NULL

Putin has overplayed his hand – but is the West bluffing?

Olga Sukhenko, the mayor of of Motyzhyn, a satellite town of Kyiv, was found dead – dumped with her husband and son in a pit grave when the town was liberated by Ukrainian forces five days ago. She had been kidnapped by Putin’s soldiers on 23rd March. Her execution, presumably after torture and threats to the lives of her husband and son, was the price of refusing to betray her community and country by cooperating with those bent on their destruction. She is one of hundreds and thousands of the civilian victims of Putin’s war crimes.

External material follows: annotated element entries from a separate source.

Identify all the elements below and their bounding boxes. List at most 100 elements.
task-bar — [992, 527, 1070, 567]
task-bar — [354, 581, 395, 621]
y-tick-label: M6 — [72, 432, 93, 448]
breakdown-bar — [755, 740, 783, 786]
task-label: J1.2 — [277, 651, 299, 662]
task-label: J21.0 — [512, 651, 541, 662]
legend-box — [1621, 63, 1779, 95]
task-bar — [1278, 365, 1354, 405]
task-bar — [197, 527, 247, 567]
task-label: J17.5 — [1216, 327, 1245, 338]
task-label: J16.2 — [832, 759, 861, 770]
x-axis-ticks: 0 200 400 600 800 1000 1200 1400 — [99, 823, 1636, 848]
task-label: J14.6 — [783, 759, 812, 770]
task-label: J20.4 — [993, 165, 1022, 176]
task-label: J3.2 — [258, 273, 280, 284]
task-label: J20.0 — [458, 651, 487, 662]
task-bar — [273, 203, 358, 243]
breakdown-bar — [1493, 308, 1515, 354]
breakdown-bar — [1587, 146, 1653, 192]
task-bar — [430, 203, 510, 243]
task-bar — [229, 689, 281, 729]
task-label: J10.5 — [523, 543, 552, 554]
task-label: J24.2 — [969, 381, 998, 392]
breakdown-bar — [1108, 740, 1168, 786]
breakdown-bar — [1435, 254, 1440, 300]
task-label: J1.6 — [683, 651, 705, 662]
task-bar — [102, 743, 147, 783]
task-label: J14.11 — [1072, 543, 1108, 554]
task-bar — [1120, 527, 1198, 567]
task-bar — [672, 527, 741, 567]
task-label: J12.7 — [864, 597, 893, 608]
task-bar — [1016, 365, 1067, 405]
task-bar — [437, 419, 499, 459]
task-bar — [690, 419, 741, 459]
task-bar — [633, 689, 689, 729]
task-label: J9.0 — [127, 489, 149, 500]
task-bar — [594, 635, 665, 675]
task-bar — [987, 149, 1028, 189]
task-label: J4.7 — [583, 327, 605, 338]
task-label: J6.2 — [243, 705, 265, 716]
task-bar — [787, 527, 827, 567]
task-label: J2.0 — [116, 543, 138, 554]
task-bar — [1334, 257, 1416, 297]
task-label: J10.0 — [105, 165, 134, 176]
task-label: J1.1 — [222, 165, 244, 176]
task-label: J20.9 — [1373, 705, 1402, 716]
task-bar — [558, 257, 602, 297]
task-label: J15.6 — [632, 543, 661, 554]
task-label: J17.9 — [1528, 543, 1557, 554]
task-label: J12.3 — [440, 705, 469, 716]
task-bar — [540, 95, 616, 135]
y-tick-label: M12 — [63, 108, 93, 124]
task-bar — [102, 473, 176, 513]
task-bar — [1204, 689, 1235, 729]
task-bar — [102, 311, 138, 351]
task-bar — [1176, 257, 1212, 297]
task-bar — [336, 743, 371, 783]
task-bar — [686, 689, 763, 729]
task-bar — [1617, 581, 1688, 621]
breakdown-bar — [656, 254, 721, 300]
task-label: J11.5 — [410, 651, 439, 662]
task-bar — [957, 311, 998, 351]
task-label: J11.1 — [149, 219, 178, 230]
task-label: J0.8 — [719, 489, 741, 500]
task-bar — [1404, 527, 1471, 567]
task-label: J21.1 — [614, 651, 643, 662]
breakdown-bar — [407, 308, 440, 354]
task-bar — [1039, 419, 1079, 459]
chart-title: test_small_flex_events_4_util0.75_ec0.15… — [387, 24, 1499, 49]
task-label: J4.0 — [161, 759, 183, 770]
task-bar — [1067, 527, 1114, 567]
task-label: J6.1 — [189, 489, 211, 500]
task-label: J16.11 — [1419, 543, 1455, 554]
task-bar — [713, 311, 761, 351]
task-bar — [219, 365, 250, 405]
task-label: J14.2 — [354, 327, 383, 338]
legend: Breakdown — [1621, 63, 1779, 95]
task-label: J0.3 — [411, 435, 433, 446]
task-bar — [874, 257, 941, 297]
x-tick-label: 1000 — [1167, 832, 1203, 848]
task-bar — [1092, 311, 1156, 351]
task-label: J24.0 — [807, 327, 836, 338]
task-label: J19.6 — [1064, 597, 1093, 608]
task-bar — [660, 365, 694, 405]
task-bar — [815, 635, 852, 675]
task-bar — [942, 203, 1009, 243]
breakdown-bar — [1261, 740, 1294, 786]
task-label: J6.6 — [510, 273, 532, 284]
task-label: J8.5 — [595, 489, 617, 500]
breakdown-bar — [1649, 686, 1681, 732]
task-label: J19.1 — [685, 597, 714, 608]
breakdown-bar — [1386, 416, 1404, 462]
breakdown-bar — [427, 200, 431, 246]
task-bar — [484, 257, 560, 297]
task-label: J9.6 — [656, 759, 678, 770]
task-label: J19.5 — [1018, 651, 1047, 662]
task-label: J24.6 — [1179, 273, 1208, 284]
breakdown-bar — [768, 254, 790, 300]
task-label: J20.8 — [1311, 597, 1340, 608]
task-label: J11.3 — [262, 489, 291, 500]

Putin’s war on Ukraine is simply so wrong that it cannot be allowed to succeed in any colourable way. Off-ramps are no longer the issue; defeat for Putin is the only acceptable outcome. Western leaders have no option but to back the Ukrainian army in its fight for the freedom and integrity of their democracy.

Military victory of any kind for Putin will unravel the credibility and cohesion of the free world, plunge it into recrimination, and bring about every risk of a total European war within less than five years. This is the bleak scenario with which we are faced; it is all of our problem now.

Putin’s evil determination to put the Ukraine into a veritable meatgrinder is repugnant. He thinks that he can rain down such destruction on the people, economy and infrastructure of Ukraine that they will in the end opt to come to terms with his demands. That simply cannot be permitted.

The West has to tighten the sanctions screw further and further. The West has to give the Ukrainians every necessary type of military equipment to ensure not merely that they survive but so that Putin’s military and security apparatus concludes that it will fail utterly in following Putin’s commands.

The Russian people are fed lies and propaganda; but they are not to be taken for fools. The West must get the message through to them. They will not win this war and the longer it goes on the more permanent will be the damage that sanctions will do to them. If they want to revert to Soviet-style boundaries for Kremlin power, they will have to live permanently with Soviet style economics and Soviet-style queues.

If the European states have to suffer an energy cut-off, that is a price worth paying to stop Putin’s plan to subjugate their eastern flank and threaten their freedom.

If Putin’s government does not sustain a defeat, the Moscow-Beijing totalitarian alliance will unleash wars in pursuit of a joint aim to become the dominant force on this planet. If, on the other hand, Putin is beaten, Beijing will have to recalibrate its aims. The West has to demonstrate to Beijing that in backing Putin, it is backing a loser. Sadly, the West’s choice is as stark as that.

What is the alternative? Allow Putin to grab part of Ukraine? Allow him to hold out the example of Ukraine to Baltic and Caucasus states? Allow him to subvert and manipulate emerging democracies in the Balkans? Allow western Europe to become a hostage to Putin by reopening gas pipelines? Allow him to impose huge damage on Western economies without consequence? Resume normal relations with his kleptocracy? Open Europe again to his cohort of oligarchs? Pretend, as we have done, that we don’t notice Russia’s cyberwarfare on services, including the HSE? Pretend to forget Litvinenko, the Salisbury poisonings, and FSB campaigns of intimidation and blackmail? Resume business as usual, leaving Ukraine a charred wreck – Putin’s charnel house?

These simply aren’t options now. Putin has over-played his hand and has asked to see the West’s cards. Is the West bluffing? In the end, any off-ramps on Putin’s terms are really no more than exits stage-left for the survival of European democracy. It is not a matter of demanding regime-change in Moscow; if Putin is the loser in Ukraine, the Russian people will realise that soon enough. His fate will lie in the hands of his own people then.

There is no alternative but to supply Kyiv with the hardware, intelligence, and logistical support it needs to beat off the Russian bear. Russian ships in the Black Sea launching missiles at Odesa are themselves vulnerable to missiles if the Ukrainians are given them.

Looking at images of destroyed Russian armour, and considering the accounts given by Russian deserters, Putin’s capacity to prosecute or sustain his war in Ukraine is very limited. His generals know him now as a bloodthirsty gambler with no winning streak. They know that a succession of Aleppo and Grozny-like sieges will backfire in Europe where the eyes of the world are watching their every action.

Putin is not immune from consequences; his army and his people must face them.